The German Chancellor Olaf Scholz will visit Paris and the EU and NATO headquarters on Friday, with Russia's tensions and climate in the spotlight for his first foreign trip since he took office this week.
Germany's new leader has pledged continuity with his predecessor Angela Merkel, who stepped down Wednesday after 16 years in power.
Scholz took power with a new coalition of Greens and business-friendly Free Democrats, which has agreed to strengthen Europe's strategic sovereignty. His first official trip will take him to France where he will meet President Emmanuel Macron.
He will be in Brussels for a meeting with NATO Secretary General Jens Stoltenberg, EU Chief Ursula von der Leyen and European Council President Charles Michel ahead of a bloc summit next week.

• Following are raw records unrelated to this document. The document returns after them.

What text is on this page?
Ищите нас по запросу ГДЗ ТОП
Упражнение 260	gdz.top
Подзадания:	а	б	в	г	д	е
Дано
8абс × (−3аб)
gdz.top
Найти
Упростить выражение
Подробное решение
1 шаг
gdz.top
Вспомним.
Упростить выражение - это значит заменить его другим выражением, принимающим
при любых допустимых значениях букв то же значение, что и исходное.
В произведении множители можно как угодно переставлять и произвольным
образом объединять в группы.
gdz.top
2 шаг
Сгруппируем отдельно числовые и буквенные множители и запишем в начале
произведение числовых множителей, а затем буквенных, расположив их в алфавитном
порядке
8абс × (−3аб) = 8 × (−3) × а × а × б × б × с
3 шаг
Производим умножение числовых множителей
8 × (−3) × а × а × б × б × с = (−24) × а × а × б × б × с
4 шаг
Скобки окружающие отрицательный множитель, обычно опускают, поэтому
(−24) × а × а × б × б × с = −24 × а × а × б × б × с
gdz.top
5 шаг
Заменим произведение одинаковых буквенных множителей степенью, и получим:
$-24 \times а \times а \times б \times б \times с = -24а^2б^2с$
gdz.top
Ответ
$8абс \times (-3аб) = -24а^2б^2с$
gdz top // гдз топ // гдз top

The European response to the pandemic and the climate crisis, growing calls for a diplomatic boycott of the Olympics in China and Russian troop build-up on Ukraine's border are set to dominate discussions.
Scholz warned Moscow on Thursday of the consequences of the North Stream 2 pipeline, a Russian project to deliver natural gas to Germany and a major source of friction with many partners.
As Western powers threaten to punish new sanctions against Moscow, the project could play a central role.
With Nord Stream 2, Germany has the big geopolitical weapon in its hand without ever seeking it, according to analyst Ulrich Speck of the German Marshall Fund.
The Greens said in Paris Thursday that Berlin would set its policy on Russia and China in close consultation with European allies, as well as setting the groundwork for the visit.
She praises French plans to reform carbon taxation when Paris takes over the EU presidency in January, while hailing the Paris climate accord as a stellar moment in international diplomacy, Baerbock stressed that her ministry would now lead Berlin on future multilateral climate initiatives, as she underlined the centrality of the rule of law and human rights in the EU ahead of a stop in Poland Friday.
She acknowledged that Germany, which will shut down all of its atomic power plants by next year for safety reasons, did not see eye-to- eye with France in its bid to name nuclear as a suitable energy source to meet Europe's net-zero climate goal.
Scholz, a centrist Social Democrats, is a known entity, having served as Merkel's finance minister and vice chancellor.
He has long supported Germany's trademark austerity goals, but he has thrown his weight behind massive government spending to help Europe cope with the Pandemic, going further than Merkel.
Anne Gellinek, of the public broadcaster ZDF, said that Europe senses that Scholz is more likely to continue the course of Merkel on the European Stability and Growth Pact and its strict debt rules.
Scholz is expected to face renewed calls for Germany to match its economic weight with more responsibility in global security affairs.
The pledge to all NATO member states to commit two percent of their GDP to defence by the year 2024 is not mentioned in the new coalition pact.
Yves Le Drian, a sham French Foreign Minister Yves Le Drian, asked for more German support in foreign missions, including operations against jihadist groups in the Sahel region, saying Berlin had an important role in the cooperation with Paris on security policy under Scholz, but in the long run it will commit three percent of the spending to military, diplomacy and development aid in the long run, a clause already attacked by Merkel's conservatives.
With the French presidential elections looming next year, Berlin will probably take a wait and see stance on projects, especially considering the threat of a strong showing for the far right.